Thank you for taking time to complete this assessment. The assessment can be completed in either Python or SQL. It should not take more than 60 minutes to work on it (you can take an extra 5 minutes to read through the task description and instructions and whatever time is needed to prepare your working environment).

The main thing we are looking for is that you are careful and detail-oriented in your analysis. Since on the job you will have the internet and additional resources to assist you in your work, feel free to look up anything which allows you to better answer the questions. The exception, of course, is that you cannot ask other people to help you directly and the work you submit should be yours alone. Relatedly, do not share the task or the data afterwards in any way. Please submit the completed assessment either as a Jupyter notebook with all calculations and outputs clearly shown, or as an SQL script with an additional document that displays the output of your script along with your insights and recommendations.

For this assessment you will use data from two .csv files. These files can be joined on the common user_id column. The data in these files come from a sample of our English platform student users who created an account in 2019. One file has profile information about the user and the other has information about trial activity and conversion. The values in the column class are calculated based on the graduation year that the users provide at account creation.

The values in the column marketing_source are user responses (chosen from a drop-down menu) to how they heard about Amboss. The column date_of_first_purchase shows the date the user converted and is missing if they have not converted yet. The column purchased_lifetime is a boolean for whether their first purchase was the student lifetime product. The columns ending with _first_5_days contain the number of chapters read, searches made, and questions answered during the user’s trial period. The other columns should be self-explanatory upon inspection.

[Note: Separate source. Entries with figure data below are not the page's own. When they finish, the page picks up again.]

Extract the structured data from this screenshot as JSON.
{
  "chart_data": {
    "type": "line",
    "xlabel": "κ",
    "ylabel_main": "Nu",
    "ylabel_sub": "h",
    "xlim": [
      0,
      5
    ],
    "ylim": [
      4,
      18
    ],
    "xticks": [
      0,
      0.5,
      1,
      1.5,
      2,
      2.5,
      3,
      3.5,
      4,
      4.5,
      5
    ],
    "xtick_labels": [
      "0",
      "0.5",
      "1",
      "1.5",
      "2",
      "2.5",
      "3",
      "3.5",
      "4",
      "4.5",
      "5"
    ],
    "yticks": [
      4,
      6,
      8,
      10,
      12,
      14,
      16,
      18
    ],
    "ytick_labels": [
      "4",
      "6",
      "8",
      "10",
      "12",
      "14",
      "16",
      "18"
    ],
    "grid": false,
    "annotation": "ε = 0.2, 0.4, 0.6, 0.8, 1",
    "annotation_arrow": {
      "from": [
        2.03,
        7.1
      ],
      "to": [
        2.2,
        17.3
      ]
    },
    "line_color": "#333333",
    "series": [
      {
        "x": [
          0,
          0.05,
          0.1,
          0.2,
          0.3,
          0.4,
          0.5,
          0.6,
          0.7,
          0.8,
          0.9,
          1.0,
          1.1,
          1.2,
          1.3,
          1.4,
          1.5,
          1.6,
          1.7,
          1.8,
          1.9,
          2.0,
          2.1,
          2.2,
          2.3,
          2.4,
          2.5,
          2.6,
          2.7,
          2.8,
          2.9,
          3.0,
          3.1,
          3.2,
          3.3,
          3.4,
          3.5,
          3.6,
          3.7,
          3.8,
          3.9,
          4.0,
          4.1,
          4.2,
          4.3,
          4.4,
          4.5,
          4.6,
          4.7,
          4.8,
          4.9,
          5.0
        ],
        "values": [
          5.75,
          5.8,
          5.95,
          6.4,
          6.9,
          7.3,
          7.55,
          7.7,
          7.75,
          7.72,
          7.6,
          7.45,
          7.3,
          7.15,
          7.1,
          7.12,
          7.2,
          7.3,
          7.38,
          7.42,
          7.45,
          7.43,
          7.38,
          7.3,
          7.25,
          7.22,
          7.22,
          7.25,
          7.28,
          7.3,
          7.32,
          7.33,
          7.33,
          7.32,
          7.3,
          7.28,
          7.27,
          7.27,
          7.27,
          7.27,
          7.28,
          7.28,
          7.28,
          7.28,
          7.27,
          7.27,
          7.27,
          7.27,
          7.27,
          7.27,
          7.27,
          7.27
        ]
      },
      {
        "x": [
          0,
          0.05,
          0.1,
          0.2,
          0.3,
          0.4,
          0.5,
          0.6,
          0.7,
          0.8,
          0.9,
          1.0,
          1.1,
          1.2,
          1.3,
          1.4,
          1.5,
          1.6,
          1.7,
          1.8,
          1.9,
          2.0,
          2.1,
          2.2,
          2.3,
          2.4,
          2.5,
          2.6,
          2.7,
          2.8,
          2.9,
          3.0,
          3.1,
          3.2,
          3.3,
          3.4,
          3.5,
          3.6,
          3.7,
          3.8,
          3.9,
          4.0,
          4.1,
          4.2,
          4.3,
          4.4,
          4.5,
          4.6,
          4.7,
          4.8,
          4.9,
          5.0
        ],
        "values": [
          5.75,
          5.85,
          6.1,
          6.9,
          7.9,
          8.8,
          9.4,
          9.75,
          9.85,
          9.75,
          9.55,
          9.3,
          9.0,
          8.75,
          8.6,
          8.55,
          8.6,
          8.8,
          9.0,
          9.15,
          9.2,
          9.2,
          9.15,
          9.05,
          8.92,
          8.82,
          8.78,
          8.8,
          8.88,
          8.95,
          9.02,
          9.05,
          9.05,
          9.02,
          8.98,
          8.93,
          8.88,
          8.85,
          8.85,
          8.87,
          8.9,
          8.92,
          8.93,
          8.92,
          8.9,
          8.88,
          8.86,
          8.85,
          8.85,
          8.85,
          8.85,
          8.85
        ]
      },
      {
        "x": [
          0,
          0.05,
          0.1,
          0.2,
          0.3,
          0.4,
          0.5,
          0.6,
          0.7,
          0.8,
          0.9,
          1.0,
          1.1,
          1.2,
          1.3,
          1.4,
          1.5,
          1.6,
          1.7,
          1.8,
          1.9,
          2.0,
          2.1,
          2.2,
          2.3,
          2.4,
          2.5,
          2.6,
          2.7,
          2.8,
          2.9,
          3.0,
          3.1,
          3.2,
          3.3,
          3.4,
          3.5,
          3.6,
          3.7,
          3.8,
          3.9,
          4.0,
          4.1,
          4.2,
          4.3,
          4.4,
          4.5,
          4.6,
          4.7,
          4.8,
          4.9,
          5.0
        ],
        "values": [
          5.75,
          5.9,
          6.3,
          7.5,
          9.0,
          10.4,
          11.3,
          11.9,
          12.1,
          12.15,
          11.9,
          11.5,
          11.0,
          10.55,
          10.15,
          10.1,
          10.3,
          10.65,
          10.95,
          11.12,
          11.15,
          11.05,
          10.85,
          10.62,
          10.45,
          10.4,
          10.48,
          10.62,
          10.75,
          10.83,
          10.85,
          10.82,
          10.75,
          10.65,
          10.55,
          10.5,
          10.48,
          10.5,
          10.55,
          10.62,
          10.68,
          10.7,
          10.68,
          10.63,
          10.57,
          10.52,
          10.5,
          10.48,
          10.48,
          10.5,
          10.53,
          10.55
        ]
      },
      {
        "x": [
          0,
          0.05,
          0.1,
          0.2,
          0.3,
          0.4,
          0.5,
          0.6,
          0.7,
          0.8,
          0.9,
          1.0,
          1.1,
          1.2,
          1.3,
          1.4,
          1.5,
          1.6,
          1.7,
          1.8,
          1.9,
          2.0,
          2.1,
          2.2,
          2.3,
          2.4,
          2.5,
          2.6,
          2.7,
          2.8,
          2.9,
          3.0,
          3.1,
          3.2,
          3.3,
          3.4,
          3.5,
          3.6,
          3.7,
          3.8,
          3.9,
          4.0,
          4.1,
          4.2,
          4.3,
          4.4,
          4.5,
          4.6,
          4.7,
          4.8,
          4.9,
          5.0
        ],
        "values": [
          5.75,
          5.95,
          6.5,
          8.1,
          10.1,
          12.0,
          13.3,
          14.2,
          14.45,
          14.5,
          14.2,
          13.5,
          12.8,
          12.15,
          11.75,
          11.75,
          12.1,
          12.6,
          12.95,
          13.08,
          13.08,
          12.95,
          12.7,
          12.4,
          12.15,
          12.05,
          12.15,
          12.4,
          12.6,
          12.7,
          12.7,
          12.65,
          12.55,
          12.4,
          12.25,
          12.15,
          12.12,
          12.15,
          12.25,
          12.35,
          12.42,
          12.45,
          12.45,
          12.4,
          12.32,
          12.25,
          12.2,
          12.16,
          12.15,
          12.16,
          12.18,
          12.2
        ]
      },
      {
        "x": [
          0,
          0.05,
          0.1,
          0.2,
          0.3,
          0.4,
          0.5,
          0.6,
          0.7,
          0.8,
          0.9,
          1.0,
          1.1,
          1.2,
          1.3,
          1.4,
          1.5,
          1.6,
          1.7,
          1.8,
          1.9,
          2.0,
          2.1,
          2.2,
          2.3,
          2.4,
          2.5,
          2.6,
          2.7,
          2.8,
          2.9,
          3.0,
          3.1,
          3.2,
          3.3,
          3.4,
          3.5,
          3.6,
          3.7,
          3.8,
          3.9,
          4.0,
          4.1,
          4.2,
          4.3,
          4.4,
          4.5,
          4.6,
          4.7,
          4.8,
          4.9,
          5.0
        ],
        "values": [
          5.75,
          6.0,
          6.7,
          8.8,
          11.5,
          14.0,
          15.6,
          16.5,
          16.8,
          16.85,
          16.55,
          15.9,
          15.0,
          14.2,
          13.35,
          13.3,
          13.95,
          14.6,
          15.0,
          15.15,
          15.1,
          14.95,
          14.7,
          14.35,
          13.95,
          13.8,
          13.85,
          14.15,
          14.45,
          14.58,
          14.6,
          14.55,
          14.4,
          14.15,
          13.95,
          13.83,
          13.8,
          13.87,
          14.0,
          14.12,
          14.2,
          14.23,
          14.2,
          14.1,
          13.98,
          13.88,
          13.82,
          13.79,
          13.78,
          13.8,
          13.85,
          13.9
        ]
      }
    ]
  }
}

Amboss has divided the English platform into two main markets: the United States (US) and the rest of the world (RoW). A major part of your job here at Amboss would be to understand the company’s performance in each market and how they compare with each other.

  • We want to look at 30-day conversion rates (conversion within 30 days after registration). Please provide an analysis and guide us through your insights about 30-day conversion rates for different markets (US, RoW). Please also provide possible recommendations to stakeholders based on this information.